Monday and Tuesday of last week were spent doing the costume get out; this included the hand washing and ironing of lots of garments, and then transporting them over the road in comedy, novelty sized suitcases to put them back into the Eranda Costume Store. The Eranda Costume Store is a cavernous space filled floor to ceiling with three rows of costumes ranging in genre from military regalia to ecclesiastical robes, and in period from the loin cloths to the modern 'urban sportswear'. If, God forbid, anything were to happen to you in this space...no one would hear you scream, because the costumes obscure any sound and you can only hear what someone is saying next to you. It was also rather funny to pull on a Renaissance cloak, 'lose' yourself in the rack, and then jump out on another, more hardworking, member of your rotation as they are trying to file away the costumes you have just brought over the road. But anyway...
Wednesday and Thursday saw us return, again, to linear teaching. For me, this meant technical drawing with the inimitable Gary Thorne.

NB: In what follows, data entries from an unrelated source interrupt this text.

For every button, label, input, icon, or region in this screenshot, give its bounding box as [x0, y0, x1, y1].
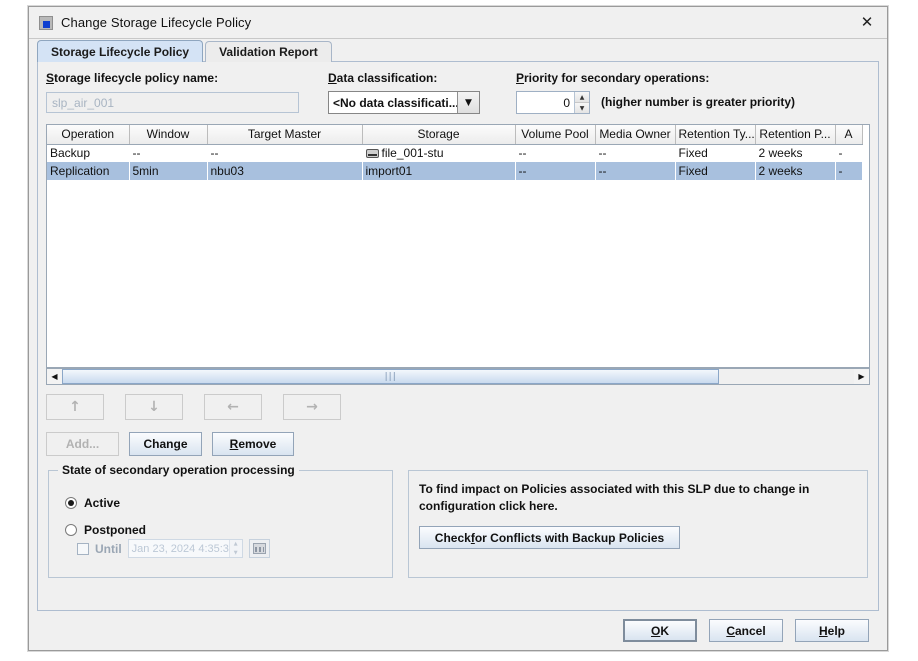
cell-operation: Replication: [47, 162, 129, 180]
operations-table: Operation Window Target Master Storage V…: [47, 125, 863, 180]
calendar-icon: [252, 543, 266, 554]
close-icon[interactable]: ✕: [853, 10, 881, 34]
move-right-button[interactable]: →: [283, 394, 341, 420]
column-header-storage[interactable]: Storage: [362, 125, 516, 145]
column-header-operation[interactable]: Operation: [47, 125, 130, 145]
cell-target-master: nbu03: [207, 162, 362, 180]
dialog-window: Change Storage Lifecycle Policy ✕ Storag…: [28, 6, 888, 651]
radio-postponed-label: Postponed: [84, 523, 146, 537]
cell-storage-text: file_001-stu: [381, 146, 444, 161]
window-title: Change Storage Lifecycle Policy: [61, 15, 252, 30]
help-button[interactable]: Help: [795, 619, 869, 642]
check-for-conflicts-button[interactable]: Check f or Conflicts with Backup Policies: [419, 526, 680, 549]
cell-window: 5min: [129, 162, 207, 180]
radio-active-label: Active: [84, 496, 121, 510]
tab-strip: Storage Lifecycle Policy Validation Repo…: [37, 40, 334, 62]
priority-spin-buttons: ▲ ▼: [574, 92, 589, 113]
tab-storage-lifecycle-policy[interactable]: Storage Lifecycle Policy: [37, 40, 204, 62]
add-button[interactable]: Add...: [46, 432, 119, 456]
cell-storage: file_001-stu: [362, 144, 515, 162]
until-date-input[interactable]: Jan 23, 2024 4:35:33 AM ▲ ▼: [127, 539, 243, 558]
cell-volume-pool: --: [515, 162, 595, 180]
until-label: Until: [95, 541, 122, 556]
until-date-value: Jan 23, 2024 4:35:33 AM: [131, 542, 229, 555]
radio-active[interactable]: [65, 497, 77, 509]
policy-form: Storage lifecycle policy name: Data clas…: [38, 62, 878, 124]
cell-media-owner: --: [598, 146, 607, 161]
policy-name-label: Storage lifecycle policy name:: [46, 71, 219, 85]
policy-name-input[interactable]: [46, 92, 299, 113]
table-row[interactable]: Backup -- -- file_001-stu -- -- Fixed 2 …: [47, 144, 862, 162]
priority-stepper[interactable]: 0 ▲ ▼: [516, 91, 590, 114]
until-row: Until Jan 23, 2024 4:35:33 AM ▲ ▼: [77, 539, 270, 558]
cell-alternate: -: [835, 162, 862, 180]
scrollbar-track[interactable]: |||: [62, 369, 854, 384]
move-down-button[interactable]: ↓: [125, 394, 183, 420]
cell-media-owner: --: [595, 162, 675, 180]
spinner-down-icon[interactable]: ▼: [575, 102, 589, 113]
dialog-footer: OK Cancel Help: [37, 617, 879, 644]
table-header-row: Operation Window Target Master Storage V…: [47, 125, 863, 145]
column-header-alternate[interactable]: A: [835, 125, 863, 145]
storage-policy-icon: [39, 15, 53, 30]
calendar-button[interactable]: [248, 539, 270, 558]
cell-storage: import01: [362, 162, 515, 180]
storage-unit-icon: [365, 149, 379, 159]
column-header-volume-pool[interactable]: Volume Pool: [515, 125, 596, 145]
remove-button[interactable]: Remove: [212, 432, 294, 456]
date-spinner-down-icon[interactable]: ▼: [229, 548, 242, 557]
move-left-button[interactable]: ←: [204, 394, 262, 420]
ok-button[interactable]: OK: [623, 619, 697, 642]
column-header-media-owner[interactable]: Media Owner: [595, 125, 676, 145]
scrollbar-thumb[interactable]: |||: [62, 369, 720, 384]
cell-retention-type: Fixed: [675, 162, 755, 180]
column-header-retention-period[interactable]: Retention P...: [755, 125, 836, 145]
column-header-target-master[interactable]: Target Master: [207, 125, 363, 145]
cell-operation: Backup: [50, 146, 91, 161]
until-date-spinner[interactable]: ▲ ▼: [228, 540, 242, 557]
radio-active-row[interactable]: Active: [65, 496, 120, 510]
data-classification-select[interactable]: <No data classificati... ▼: [328, 91, 480, 114]
radio-postponed[interactable]: [65, 524, 77, 536]
move-up-button[interactable]: ↑: [46, 394, 104, 420]
data-classification-label: Data classification:: [328, 71, 438, 85]
cell-target-master: --: [210, 146, 219, 161]
scrollbar-grip: |||: [384, 371, 397, 382]
tab-validation-report[interactable]: Validation Report: [205, 41, 332, 62]
spinner-up-icon[interactable]: ▲: [575, 92, 589, 102]
priority-hint: (higher number is greater priority): [601, 95, 796, 109]
cell-retention-period: 2 weeks: [755, 162, 835, 180]
until-checkbox[interactable]: [77, 542, 89, 555]
cancel-button[interactable]: Cancel: [709, 619, 783, 642]
cell-retention-period: 2 weeks: [758, 146, 803, 161]
operation-action-bar: Add... Chan g e Remove: [46, 432, 294, 456]
change-button[interactable]: Chan g e: [129, 432, 202, 456]
priority-value: 0: [563, 95, 570, 110]
cell-volume-pool: --: [518, 146, 527, 161]
column-header-window[interactable]: Window: [129, 125, 208, 145]
operations-table-container[interactable]: Operation Window Target Master Storage V…: [46, 124, 870, 368]
scroll-left-icon[interactable]: ◀: [47, 369, 62, 384]
conflict-info-text: To find impact on Policies associated wi…: [419, 482, 810, 513]
state-of-secondary-operation-group: State of secondary operation processing …: [48, 463, 393, 578]
title-bar: Change Storage Lifecycle Policy ✕: [29, 7, 887, 39]
priority-label: Priority for secondary operations:: [516, 71, 710, 85]
table-row[interactable]: Replication 5min nbu03 import01 -- -- Fi…: [47, 162, 862, 180]
date-spinner-up-icon[interactable]: ▲: [229, 540, 242, 549]
column-header-retention-type[interactable]: Retention Ty...: [675, 125, 756, 145]
cell-retention-type: Fixed: [678, 146, 708, 161]
conflict-info-panel: To find impact on Policies associated wi…: [408, 470, 868, 578]
cell-window: --: [132, 146, 141, 161]
radio-postponed-row[interactable]: Postponed: [65, 523, 146, 537]
reorder-button-bar: ↑ ↓ ← →: [46, 394, 341, 420]
scroll-right-icon[interactable]: ▶: [854, 369, 869, 384]
table-horizontal-scrollbar[interactable]: ◀ ||| ▶: [46, 368, 870, 385]
chevron-down-icon: ▼: [457, 92, 479, 113]
data-classification-value: <No data classificati...: [333, 95, 457, 110]
content-panel: Storage lifecycle policy name: Data clas…: [37, 61, 879, 611]
group-title: State of secondary operation processing: [58, 463, 299, 477]
cell-alternate: -: [838, 146, 843, 161]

We built on what we learnt, about drawing a Ground Plan of a theatre, to now include a section view - so as well as looking at an overhead view of the stage, we now also had a view into one of the wings. What we did next was really exciting, which is unusual because normally I'm not a big fan of maths. By 'making love', as Gary puts it, with our set squares and T square, we are able to create perfect 15° incremental angles without even having to measure them. We could then draw 1:25th scale squares by only using one edge of the square to draw the rest of it, using complex extrapolation of diagonal construction lines. After this we spent literally the whole afternoon building an exciting 'cloistered vault form' which I can only describe as a vault resulting from the intersection of two barrel vaults crossing in a right angle...essentially it created a vaulted shape similar to that of a...vault...in a church, and, more importantly, we were able to create this without any sort of measuring - purely by extrapolation of parallel and diagonal lines.
Friday saw us start our new rotation. I was really looking forward to Props, and the first day proved to be just as fun as I had hoped. Deryk and Davey are, I'm sure they won't mind me saying, mad as a box of frogs - Davey is a constant source of barely relevant stories and awful puns, and I haven't quite worked out what Deryk is. What both of them share, however, is a magnificent 'suck it and see' approach which, I think, is important in props where there is never really a 'right' way to do something. When 5 o'clock on Friday came I really didn't want to go home for the weekend - roll on Monday!